Diffusion Models for Accurate Channel Distribution Generation

TL;DR

This paper demonstrates that diffusion models can accurately learn and generate channel distributions, enabling near-optimal communication performance and efficient sampling, surpassing GAN-based approaches.

Contribution

The paper introduces the use of diffusion models for channel distribution generation, showing improved accuracy and sampling efficiency over traditional GAN methods in communication systems.

Findings

Diffusion models achieve high-quality channel distribution learning.

End-to-end systems with DMs reach near-optimal symbol error rates.
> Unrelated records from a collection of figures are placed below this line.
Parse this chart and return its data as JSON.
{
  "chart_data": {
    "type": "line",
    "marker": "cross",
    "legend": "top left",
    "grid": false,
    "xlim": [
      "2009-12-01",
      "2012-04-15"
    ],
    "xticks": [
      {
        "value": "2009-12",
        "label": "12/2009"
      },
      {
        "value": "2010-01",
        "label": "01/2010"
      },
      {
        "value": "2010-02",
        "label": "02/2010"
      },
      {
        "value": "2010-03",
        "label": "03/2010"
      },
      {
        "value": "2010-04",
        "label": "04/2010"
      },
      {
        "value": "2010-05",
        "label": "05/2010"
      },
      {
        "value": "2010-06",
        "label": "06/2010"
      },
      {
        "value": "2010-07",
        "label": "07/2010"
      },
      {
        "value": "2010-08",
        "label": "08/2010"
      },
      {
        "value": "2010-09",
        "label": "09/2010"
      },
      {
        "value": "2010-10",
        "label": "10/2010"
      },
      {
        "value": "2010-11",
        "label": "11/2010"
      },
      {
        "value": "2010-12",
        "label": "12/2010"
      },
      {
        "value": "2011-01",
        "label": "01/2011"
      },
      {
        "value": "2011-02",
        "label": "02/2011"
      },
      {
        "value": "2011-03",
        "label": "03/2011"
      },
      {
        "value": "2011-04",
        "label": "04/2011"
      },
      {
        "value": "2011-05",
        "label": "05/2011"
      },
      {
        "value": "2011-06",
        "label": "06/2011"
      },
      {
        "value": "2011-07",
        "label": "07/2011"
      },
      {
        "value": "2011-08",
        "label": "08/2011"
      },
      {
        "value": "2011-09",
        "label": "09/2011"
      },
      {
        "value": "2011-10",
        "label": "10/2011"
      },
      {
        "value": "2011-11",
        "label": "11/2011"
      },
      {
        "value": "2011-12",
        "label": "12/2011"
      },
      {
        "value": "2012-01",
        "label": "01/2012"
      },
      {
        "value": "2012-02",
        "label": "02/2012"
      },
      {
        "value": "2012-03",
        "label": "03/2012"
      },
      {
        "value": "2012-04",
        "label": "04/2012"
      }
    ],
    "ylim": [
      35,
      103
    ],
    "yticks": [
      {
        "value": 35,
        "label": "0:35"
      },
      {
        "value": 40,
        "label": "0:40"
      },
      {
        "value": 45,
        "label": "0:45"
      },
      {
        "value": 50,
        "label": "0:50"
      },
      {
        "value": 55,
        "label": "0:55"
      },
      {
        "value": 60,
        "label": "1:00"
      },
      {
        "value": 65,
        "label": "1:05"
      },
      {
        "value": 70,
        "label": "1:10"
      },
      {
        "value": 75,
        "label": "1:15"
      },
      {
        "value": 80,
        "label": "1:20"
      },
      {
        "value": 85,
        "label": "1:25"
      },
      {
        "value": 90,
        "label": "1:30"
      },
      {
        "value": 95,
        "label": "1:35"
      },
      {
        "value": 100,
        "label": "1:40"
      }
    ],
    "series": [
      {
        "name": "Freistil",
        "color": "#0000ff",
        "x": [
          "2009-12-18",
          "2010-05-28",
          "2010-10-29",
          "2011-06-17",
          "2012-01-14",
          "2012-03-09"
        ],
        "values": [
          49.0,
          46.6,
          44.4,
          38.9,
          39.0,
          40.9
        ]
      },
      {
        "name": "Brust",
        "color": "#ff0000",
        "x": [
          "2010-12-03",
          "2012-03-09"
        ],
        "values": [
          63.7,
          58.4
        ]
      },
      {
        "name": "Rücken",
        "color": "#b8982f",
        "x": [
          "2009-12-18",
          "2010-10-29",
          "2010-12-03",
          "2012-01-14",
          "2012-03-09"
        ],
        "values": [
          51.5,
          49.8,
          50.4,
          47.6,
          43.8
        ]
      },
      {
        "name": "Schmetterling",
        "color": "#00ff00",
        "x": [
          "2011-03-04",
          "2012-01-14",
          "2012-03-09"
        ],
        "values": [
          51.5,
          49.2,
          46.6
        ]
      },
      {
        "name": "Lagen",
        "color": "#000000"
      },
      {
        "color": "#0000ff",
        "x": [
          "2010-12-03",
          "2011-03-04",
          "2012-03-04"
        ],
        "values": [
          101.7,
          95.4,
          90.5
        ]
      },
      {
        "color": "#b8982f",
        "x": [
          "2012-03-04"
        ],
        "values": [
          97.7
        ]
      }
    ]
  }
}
Sampling speed can be improved with minimal loss in accuracy.

Abstract

Strong generative models can accurately learn channel distributions. This could save recurring costs for physical measurements of the channel. Moreover, the resulting differentiable channel model supports training neural encoders by enabling gradient-based optimization. The initial approach in the literature draws upon the modern advancements in image generation, utilizing generative adversarial networks (GANs) or their enhanced variants to generate channel distributions. In this paper, we address this channel approximation challenge with diffusion models (DMs), which have demonstrated high sample quality and mode coverage in image generation. In addition to testing the generative performance of the channel distributions, we use an end-to-end (E2E) coded-modulation framework underpinned by DMs and propose an efficient training algorithm. Our simulations with various channel models show that a DM can accurately learn channel distributions, enabling an E2E framework to achieve near-optimal symbol error rates (SERs). Furthermore, we examine the trade-off between mode coverage and sampling speed through skipped sampling using sliced Wasserstein distance (SWD) and the E2E SER. We investigate the effect of noise scheduling on this trade-off, demonstrating that with an appropriate choice of parameters and techniques, sampling time can be significantly reduced with a minor increase in SWD and SER. Finally, we show that the DM can generate a correlated fading channel, whereas a strong GAN variant fails to learn the covariance. This paper highlights the potential benefits of using DMs for learning channel distributions, which could be further investigated for various channels and advanced techniques of DMs.